3.1 Area Under the Curve

What percent of a standard normal distribution \(N(\mu = 0, \sigma = 1)\) is found in each region? Be sure to draw a graph.

  1. Z < -1.35
  2. Z > 1.48
  3. -0.4 < Z < 1.5
  4. |Z| > 2




  • This question is taken from p158 of the OpenIntro Statistics (3rd Edition) book available at OpenIntro.org.

(a) Z < -1.35

First, we define in R code the Z score and then use the pnorm function to determine the percentage on the left tail.

zLt <- -1.35
pLt <- pnorm(zLt)
pLt
## [1] 0.08850799

(a) Z < -1.35 Visualization

The percent of the standard normal distribution found in the region Z < -1.35 is 8.85%.

(b) Z > 1.48

Again, we define in R code the Z score and then use the pnorm function to determine the percentage on the left tail. This time we subtract the value returned from pnorm from 1 to convert to the right tail value.

zGt <- 1.48
pGt <- 1 - pnorm(zGt)
pGt
## [1] 0.06943662

(b) Z > 1.48 Visualization

The percent of the standard normal distribution found in the region Z > 1.48 is 6.94%.

(c) -0.4 < Z < 1.5

Again, we define in R code the Z scores and use pnorm.

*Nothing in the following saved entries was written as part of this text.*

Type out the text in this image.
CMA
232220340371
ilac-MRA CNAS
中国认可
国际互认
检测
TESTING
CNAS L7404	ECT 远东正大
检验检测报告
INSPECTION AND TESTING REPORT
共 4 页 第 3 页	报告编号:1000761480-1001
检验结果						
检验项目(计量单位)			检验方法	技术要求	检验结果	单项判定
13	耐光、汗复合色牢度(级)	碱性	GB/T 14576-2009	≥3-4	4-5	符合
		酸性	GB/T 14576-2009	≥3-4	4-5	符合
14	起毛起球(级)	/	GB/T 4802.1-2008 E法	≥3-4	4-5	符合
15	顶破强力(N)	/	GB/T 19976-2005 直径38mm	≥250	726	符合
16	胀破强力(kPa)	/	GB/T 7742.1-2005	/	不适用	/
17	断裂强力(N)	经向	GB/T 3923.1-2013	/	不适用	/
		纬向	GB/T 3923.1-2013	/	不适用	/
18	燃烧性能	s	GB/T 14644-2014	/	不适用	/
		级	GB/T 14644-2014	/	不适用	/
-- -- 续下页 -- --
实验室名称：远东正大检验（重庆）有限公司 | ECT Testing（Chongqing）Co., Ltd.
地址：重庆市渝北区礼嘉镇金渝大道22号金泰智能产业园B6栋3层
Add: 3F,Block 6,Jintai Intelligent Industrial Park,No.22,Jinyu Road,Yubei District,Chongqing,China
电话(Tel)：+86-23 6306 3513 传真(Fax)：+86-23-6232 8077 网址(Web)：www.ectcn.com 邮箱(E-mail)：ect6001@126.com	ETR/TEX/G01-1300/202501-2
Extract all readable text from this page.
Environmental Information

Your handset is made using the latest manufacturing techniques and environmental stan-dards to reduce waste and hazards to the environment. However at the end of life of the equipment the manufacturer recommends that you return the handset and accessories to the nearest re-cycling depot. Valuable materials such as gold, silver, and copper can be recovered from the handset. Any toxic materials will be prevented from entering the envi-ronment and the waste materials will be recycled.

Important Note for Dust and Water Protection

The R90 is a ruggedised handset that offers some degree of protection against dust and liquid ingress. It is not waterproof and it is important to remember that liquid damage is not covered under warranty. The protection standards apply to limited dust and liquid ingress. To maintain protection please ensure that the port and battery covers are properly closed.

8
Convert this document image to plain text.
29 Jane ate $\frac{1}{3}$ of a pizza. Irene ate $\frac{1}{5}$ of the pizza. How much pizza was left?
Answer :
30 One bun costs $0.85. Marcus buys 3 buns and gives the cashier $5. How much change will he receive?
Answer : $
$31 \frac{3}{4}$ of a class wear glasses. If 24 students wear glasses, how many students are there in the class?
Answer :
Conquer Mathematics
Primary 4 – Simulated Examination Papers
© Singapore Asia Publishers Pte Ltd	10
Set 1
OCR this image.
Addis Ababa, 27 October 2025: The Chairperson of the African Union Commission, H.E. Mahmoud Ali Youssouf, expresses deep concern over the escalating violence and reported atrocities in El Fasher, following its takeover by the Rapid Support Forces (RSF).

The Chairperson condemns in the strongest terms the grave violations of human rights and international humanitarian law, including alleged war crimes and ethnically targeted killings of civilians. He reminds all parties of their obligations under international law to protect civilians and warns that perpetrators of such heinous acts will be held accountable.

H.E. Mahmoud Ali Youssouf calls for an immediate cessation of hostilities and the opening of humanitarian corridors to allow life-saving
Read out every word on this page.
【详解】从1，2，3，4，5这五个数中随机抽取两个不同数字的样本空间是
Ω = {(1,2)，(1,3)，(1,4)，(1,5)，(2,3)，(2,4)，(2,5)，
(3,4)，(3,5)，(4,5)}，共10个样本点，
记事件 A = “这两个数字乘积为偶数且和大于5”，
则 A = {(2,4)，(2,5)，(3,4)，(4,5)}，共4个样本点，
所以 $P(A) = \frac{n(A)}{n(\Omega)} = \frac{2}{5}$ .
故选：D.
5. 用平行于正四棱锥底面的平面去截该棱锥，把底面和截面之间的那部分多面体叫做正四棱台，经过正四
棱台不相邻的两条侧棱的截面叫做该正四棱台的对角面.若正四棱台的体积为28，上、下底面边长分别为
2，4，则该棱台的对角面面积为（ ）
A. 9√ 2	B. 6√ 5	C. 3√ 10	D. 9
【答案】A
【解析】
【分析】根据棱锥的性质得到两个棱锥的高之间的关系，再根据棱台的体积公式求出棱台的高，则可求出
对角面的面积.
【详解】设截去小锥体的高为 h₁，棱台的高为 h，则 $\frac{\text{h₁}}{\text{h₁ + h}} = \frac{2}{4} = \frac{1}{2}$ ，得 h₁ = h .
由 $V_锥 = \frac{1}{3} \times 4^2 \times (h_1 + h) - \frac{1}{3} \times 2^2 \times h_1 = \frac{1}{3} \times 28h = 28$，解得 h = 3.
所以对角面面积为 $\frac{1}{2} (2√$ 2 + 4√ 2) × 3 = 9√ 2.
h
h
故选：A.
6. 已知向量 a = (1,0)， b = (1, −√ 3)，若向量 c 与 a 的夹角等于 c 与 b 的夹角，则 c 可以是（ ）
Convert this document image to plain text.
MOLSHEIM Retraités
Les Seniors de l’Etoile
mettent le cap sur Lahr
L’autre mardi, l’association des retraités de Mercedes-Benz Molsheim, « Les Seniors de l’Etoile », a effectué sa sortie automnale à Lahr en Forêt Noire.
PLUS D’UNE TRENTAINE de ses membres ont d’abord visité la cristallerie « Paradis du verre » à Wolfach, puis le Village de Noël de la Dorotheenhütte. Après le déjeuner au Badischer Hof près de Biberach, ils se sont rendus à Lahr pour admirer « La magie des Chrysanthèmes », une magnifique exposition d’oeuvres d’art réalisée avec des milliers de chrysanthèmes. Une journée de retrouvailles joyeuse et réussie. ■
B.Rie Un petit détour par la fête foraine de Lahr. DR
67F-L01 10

This time we have a middle region with a portion below zero and a portion above zero, therefore we substract using 0.5 depending on which side we are on.

z1 <- -0.4
p1 <- 0.5 - pnorm(z1) # Left of mean 0

z2 <- 1.5
p2 <- pnorm(z2) - 0.5 # Right of mean 0

pT <- p1 + p2
pT
## [1] 0.5886145

(c) -0.4 < Z < 1.5 Visualization

The percent of the standard normal distribution found in the region -0.4 < Z < 1.5 is 58.86%.

(d) Abs(Z) > 2

Once again, we define in R code the Z score and use pnorm. We have a two separate tail regions with a portion below 0 and a portion above zero (not contiguous). In this case, the regions are identical due to the absolute value, therefore we can simply multiply by 2.

z <- 2
p1 <- 1 - pnorm(z) # Right tail

pT <- 2 * p1
pT
## [1] 0.04550026

(d) Abs(Z) > 2 Visualization

The percent of the standard normal distribution found in the region ( |Z| > 2) is 4.55%.